Sanırım bu konu üzerinde diyeceklerimi bir an önce bitirsem yararlı olacak.
Genellikle dinsel ya da politik alanda belli bir kanıya saplantı ve tutku derecesinde bağlılık olarak tanımlayabileceğimiz bağnazlık, geçmiş dönemlerdeki hemen tüm din savaşlarının öncelikli nedeni olmuştur. Günümüzde de toplumları ideolojik savaşlara sürükleyen bağnazlığın temelinde sınıfsal çekişmeler, ırk ya da soy ayırımcılığı ile sosyoekonomik nedenler ve sömürü vardır.
Bunun karşıtı toleranstır. Bu çatışmayı ortadan kaldıracak olan uzlaşmanın en önemli öğesidir. Kuşkusuz tek başına ekonomik çatışmaları ortadan kaldırmaya yetmez. Ancak, toleranslı davranarak karşılıklı anlayış sergilemek, bir çözüm yolu bulunmasını sağlayabilir.

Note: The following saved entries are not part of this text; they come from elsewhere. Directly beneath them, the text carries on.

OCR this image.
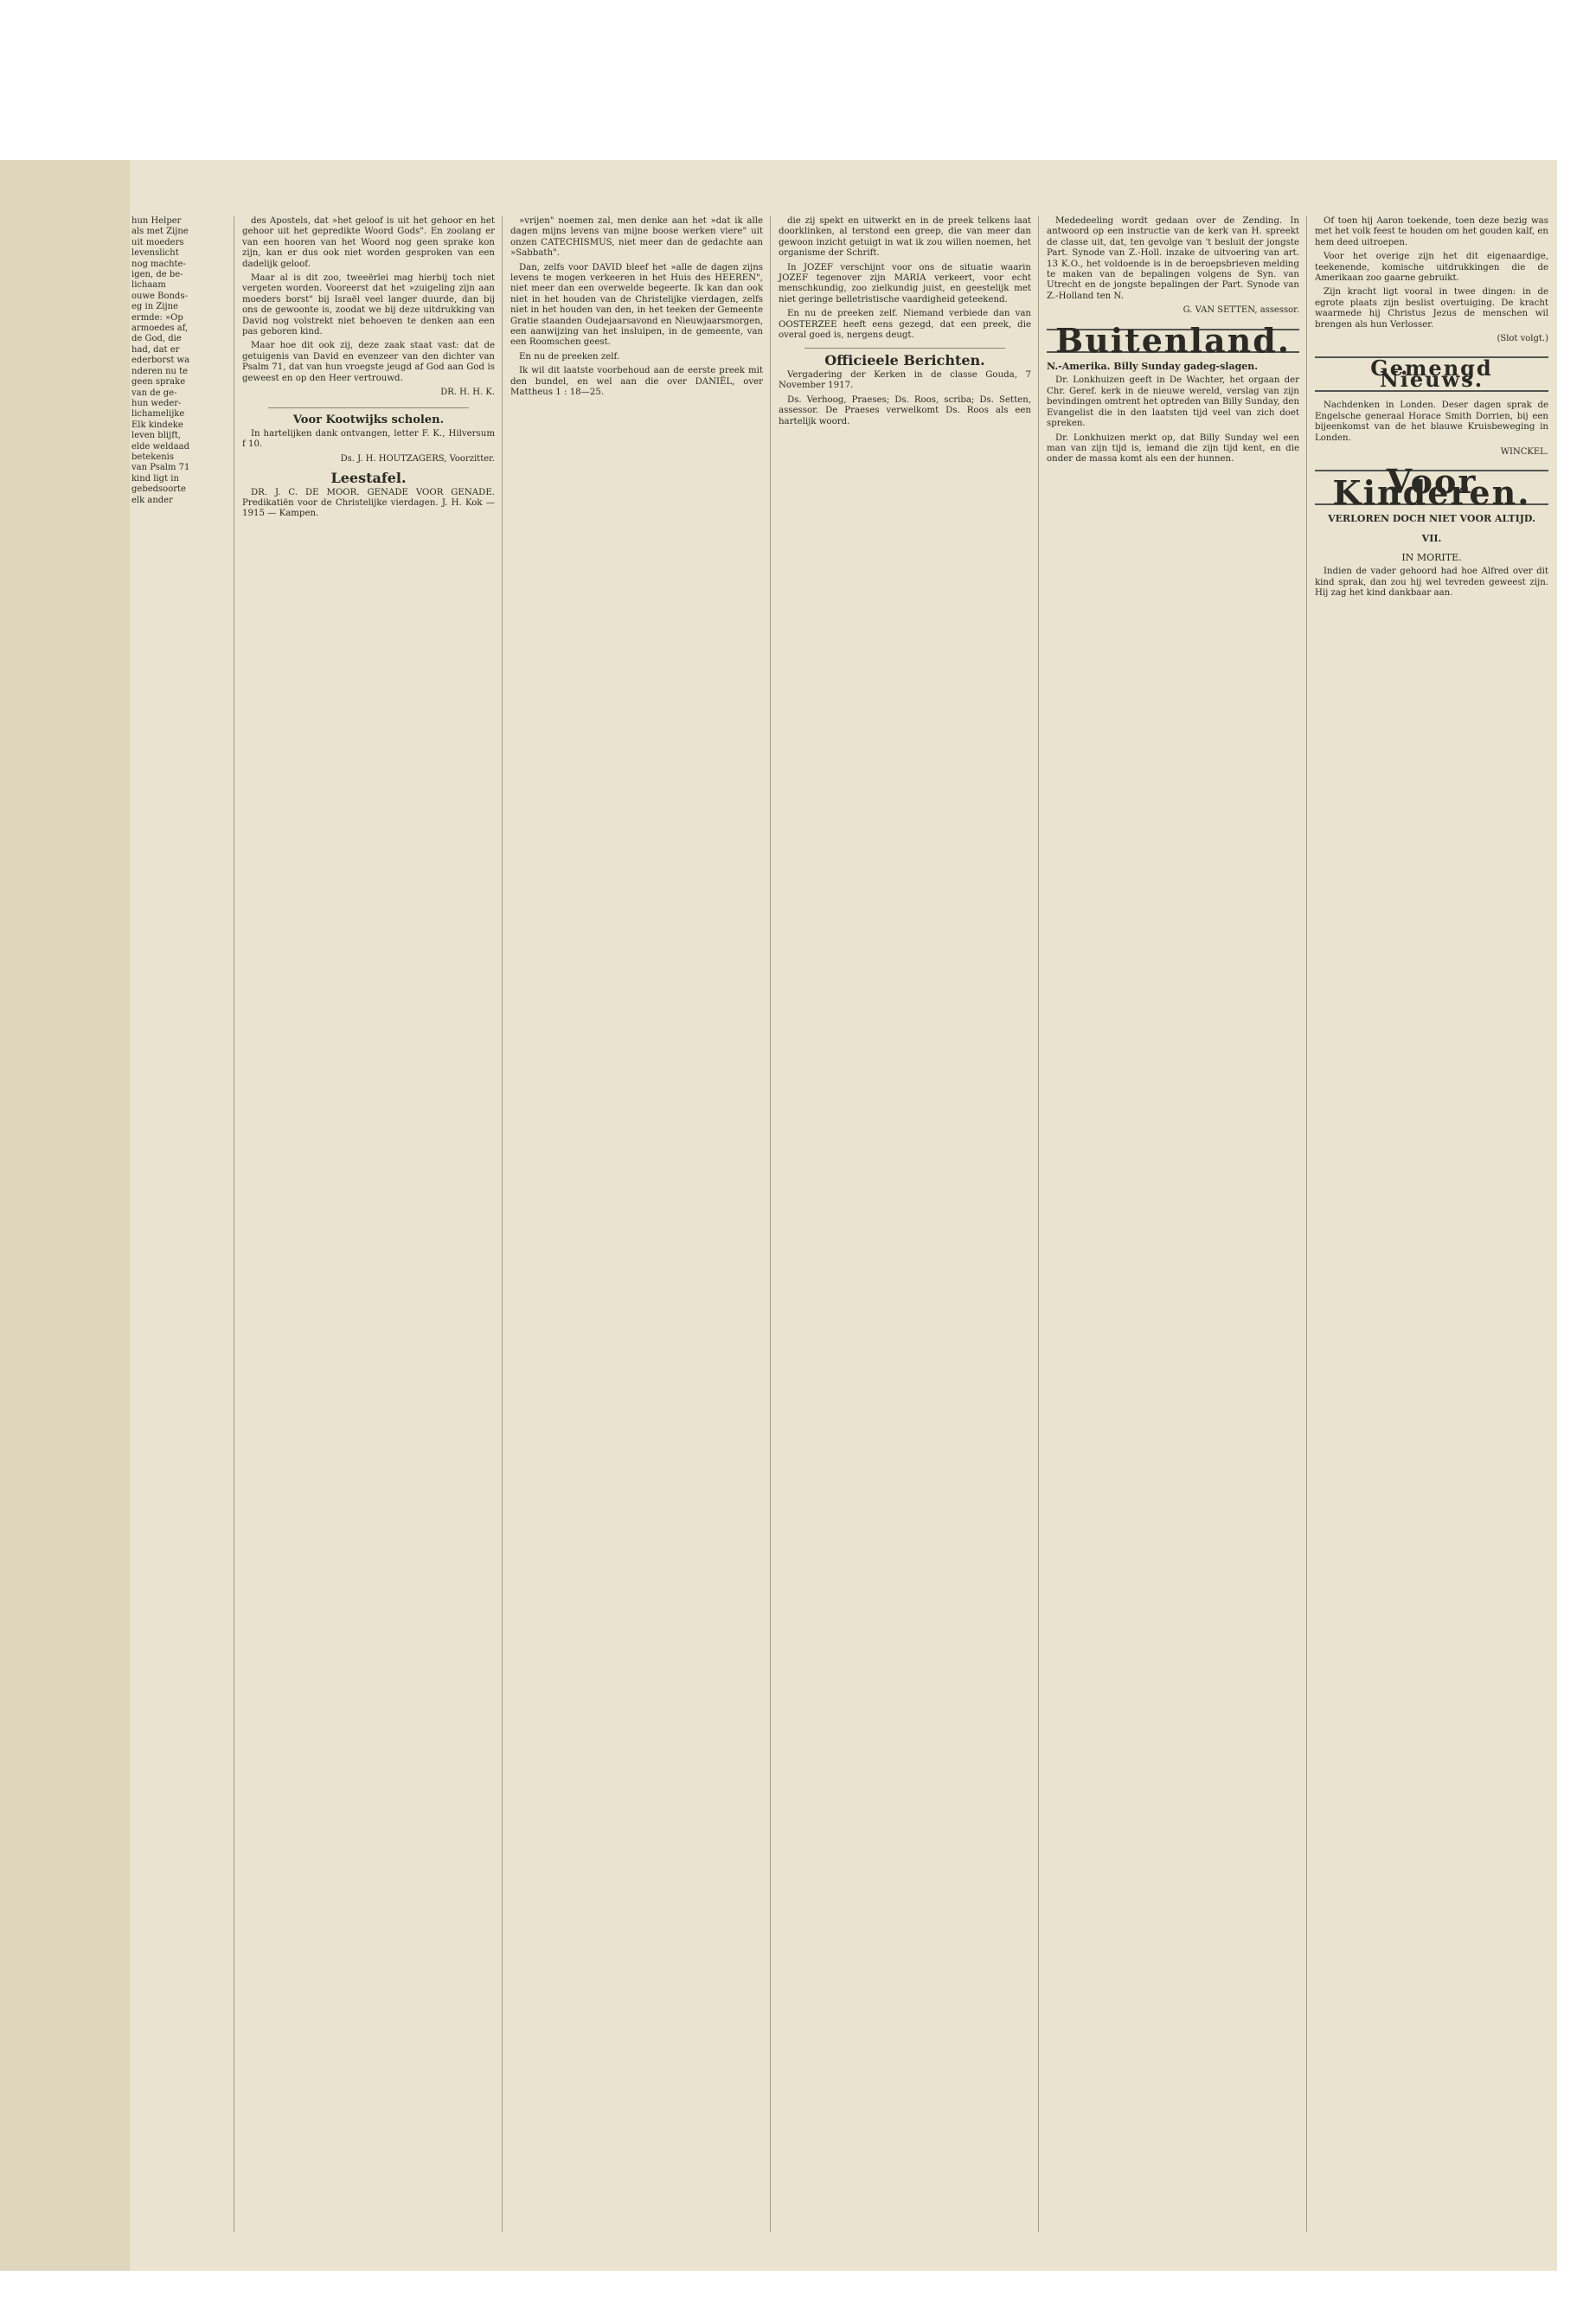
hun Helper
als met Zijne
uit moeders
levenslicht
nog machte-
igen, de be-
lichaam
ouwe Bonds-
eg in Zijne
ermde: »Op
armoedes af,
de God, die
had, dat er
ederborst wa
nderen nu te
geen sprake
van de ge-
hun weder-
lichamelijke
Elk kindeke
leven blijft,
elde weldaad
betekenis
van Psalm 71
kind ligt in
gebedsoorte
elk ander

des Apostels, dat »het geloof is uit het gehoor en het gehoor uit het gepredikte Woord Gods". En zoolang er van een hooren van het Woord nog geen sprake kon zijn, kan er dus ook niet worden gesproken van een dadelijk geloof.

Maar al is dit zoo, tweeërlei mag hierbij toch niet vergeten worden. Vooreerst dat het »zuigeling zijn aan moeders borst" bij Israël veel langer duurde, dan bij ons de gewoonte is, zoodat we bij deze uitdrukking van David nog volstrekt niet behoeven te denken aan een pas geboren kind.

Maar hoe dit ook zij, deze zaak staat vast: dat de getuigenis van David en evenzeer van den dichter van Psalm 71, dat van hun vroegste jeugd af God aan God is geweest en op den Heer vertrouwd.

DR. H. H. K.
Voor Kootwijks scholen.

In hartelijken dank ontvangen, letter F. K., Hilversum f 10.

Ds. J. H. HOUTZAGERS, Voorzitter.
Leestafel.

DR. J. C. DE MOOR. GENADE VOOR GENADE. Predikatiën voor de Christelijke vierdagen. J. H. Kok — 1915 — Kampen.

»vrijen" noemen zal, men denke aan het »dat ik alle dagen mijns levens van mijne boose werken viere" uit onzen CATECHISMUS, niet meer dan de gedachte aan »Sabbath".

Dan, zelfs voor DAVID bleef het »alle de dagen zijns levens te mogen verkeeren in het Huis des HEEREN", niet meer dan een overwelde begeerte. Ik kan dan ook niet in het houden van de Christelijke vierdagen, zelfs niet in het houden van den, in het teeken der Gemeente Gratie staanden Oudejaarsavond en Nieuwjaarsmorgen, een aanwijzing van het insluipen, in de gemeente, van een Roomschen geest.

En nu de preeken zelf.

Ik wil dit laatste voorbehoud aan de eerste preek mit den bundel, en wel aan die over DANIËL, over Mattheus 1 : 18—25.

die zij spekt en uitwerkt en in de preek telkens laat doorklinken, al terstond een greep, die van meer dan gewoon inzicht getuigt in wat ik zou willen noemen, het organisme der Schrift.

In JOZEF verschijnt voor ons de situatie waarin JOZEF tegenover zijn MARIA verkeert, voor echt menschkundig, zoo zielkundig juist, en geestelijk met niet geringe belletristische vaardigheid geteekend.

En nu de preeken zelf. Niemand verbiede dan van OOSTERZEE heeft eens gezegd, dat een preek, die overal goed is, nergens deugt.

Officieele Berichten.

Vergadering der Kerken in de classe Gouda, 7 November 1917.

Ds. Verhoog, Praeses; Ds. Roos, scriba; Ds. Setten, assessor. De Praeses verwelkomt Ds. Roos als een hartelijk woord.

Mededeeling wordt gedaan over de Zending. In antwoord op een instructie van de kerk van H. spreekt de classe uit, dat, ten gevolge van 't besluit der jongste Part. Synode van Z.-Holl. inzake de uitvoering van art. 13 K.O., het voldoende is in de beroepsbrieven melding te maken van de bepalingen volgens de Syn. van Utrecht en de jongste bepalingen der Part. Synode van Z.-Holland ten N.

G. VAN SETTEN, assessor.
Buitenland.
N.-Amerika. Billy Sunday gadeg-slagen.

Dr. Lonkhuizen geeft in De Wachter, het orgaan der Chr. Geref. kerk in de nieuwe wereld, verslag van zijn bevindingen omtrent het optreden van Billy Sunday, den Evangelist die in den laatsten tijd veel van zich doet spreken.

Dr. Lonkhuizen merkt op, dat Billy Sunday wel een man van zijn tijd is, iemand die zijn tijd kent, en die onder de massa komt als een der hunnen.

Of toen hij Aaron toekende, toen deze bezig was met het volk feest te houden om het gouden kalf, en hem deed uitroepen.

Voor het overige zijn het dit eigenaardige, teekenende, komische uitdrukkingen die de Amerikaan zoo gaarne gebruikt.

Zijn kracht ligt vooral in twee dingen: in de egrote plaats zijn beslist overtuiging. De kracht waarmede hij Christus Jezus de menschen wil brengen als hun Verlosser.

(Slot volgt.)
Gemengd Nieuws.

Nachdenken in Londen. Deser dagen sprak de Engelsche generaal Horace Smith Dorrien, bij een bijeenkomst van de het blauwe Kruisbeweging in Londen.

WINCKEL.
Voor Kinderen.
VERLOREN DOCH NIET VOOR ALTIJD.
VII.
IN MORITE.

Indien de vader gehoord had hoe Alfred over dit kind sprak, dan zou hij wel tevreden geweest zijn. Hij zag het kind dankbaar aan.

Gerçi “tolerans” konusunu ayrıca ele almalı ama sırası geldiği için burada belirtmeliyim. Toleransın temelinde bilgi ve sevgi, bağnazlığın temelinde bilgisizlik ve sevgisizlik vardır.
Doğanın gerçeklerinin bulunmasındaki güçlükler insanı yıldırabilir. Bu yüzden de insanın “değişmez” olarak nitelenen birtakım dogmalara sarılmasına neden olabilir. Ancak insanın bu yanılma hakkının karşıtı olarak düşünme hakkı da vardır. Bunu kullanarak, yanılgılar elenebilir; özgür düşünceye doğru yol alınabilir.
Toplumda genel bilgi düzeyi az oldukça bağnazlık artar. Bilgisizlik, bir yandan eğitim noksanlığından diğer yandan ekonomik zorluklardan ileri gelir. Ekonomik bakımdan güçsüz insanları bilgisizliğe yönlendiren ve kutsal kitapları bir kalkan olarak kullanan, onların içeriğini açıklamak istemeyen din bağnazları, her şeyin insanın mutluluğu ve kendini geliştirmesi için yapılması gerektiğini bilmezden gelir.
Faşizm, emperyalizm, kapitalizm, demokrasi, komünizm gibi sosyoekonomik ve politik kökenli devlet anlayışları da temellerinde bağnazlığı barındırabilir. Her nerede çıkara dayalı iktidar mücadelesi ve bu mücadelenin araçları olarak aşırı dincilik, milliyetçilik, ırkçılık varsa, orada bağnazlık ve doğal bir sonucu olarak yıkıcılık da vardır.
Gerçekten aydın olan düşünür, politikacı, bilim adamı ve sanatçılar, daha güzel yarınları hazırlamak için sorgulayıcı ve eleştirici bir tutum takınır. Her türlü bağnazlığın karşısına dikilen bu aydınlar, egemen olan yanlış değerleri eleştirerek yarının doğru değerlerini yaratmayı amaç edinirler. Bu doğal sürtüşme nedeniyledir ki, tarih boyunca yönetim gücünü elinde bulunduran tutucular ile aydın kesim, hemen her zaman uyumsuzluk içinde olmuştur. Bu uyumsuzluk ise yapay değil, toplumun gelişmesi için gerekli olan nesnel bir olgudur.
Önemli olan, toleransın bağnazlığa üstün gelebilmesindedir.
Benim açımdan bağnazlık konusunda bu kadar lâf etmek yeter. Kuşkusuz forum katılımcıları bu konuyu daha açacaktır. Durağanlığa düştüğümüzde söz bitmiş demektir diye düşünerek tolerans konusuna geçebilirim.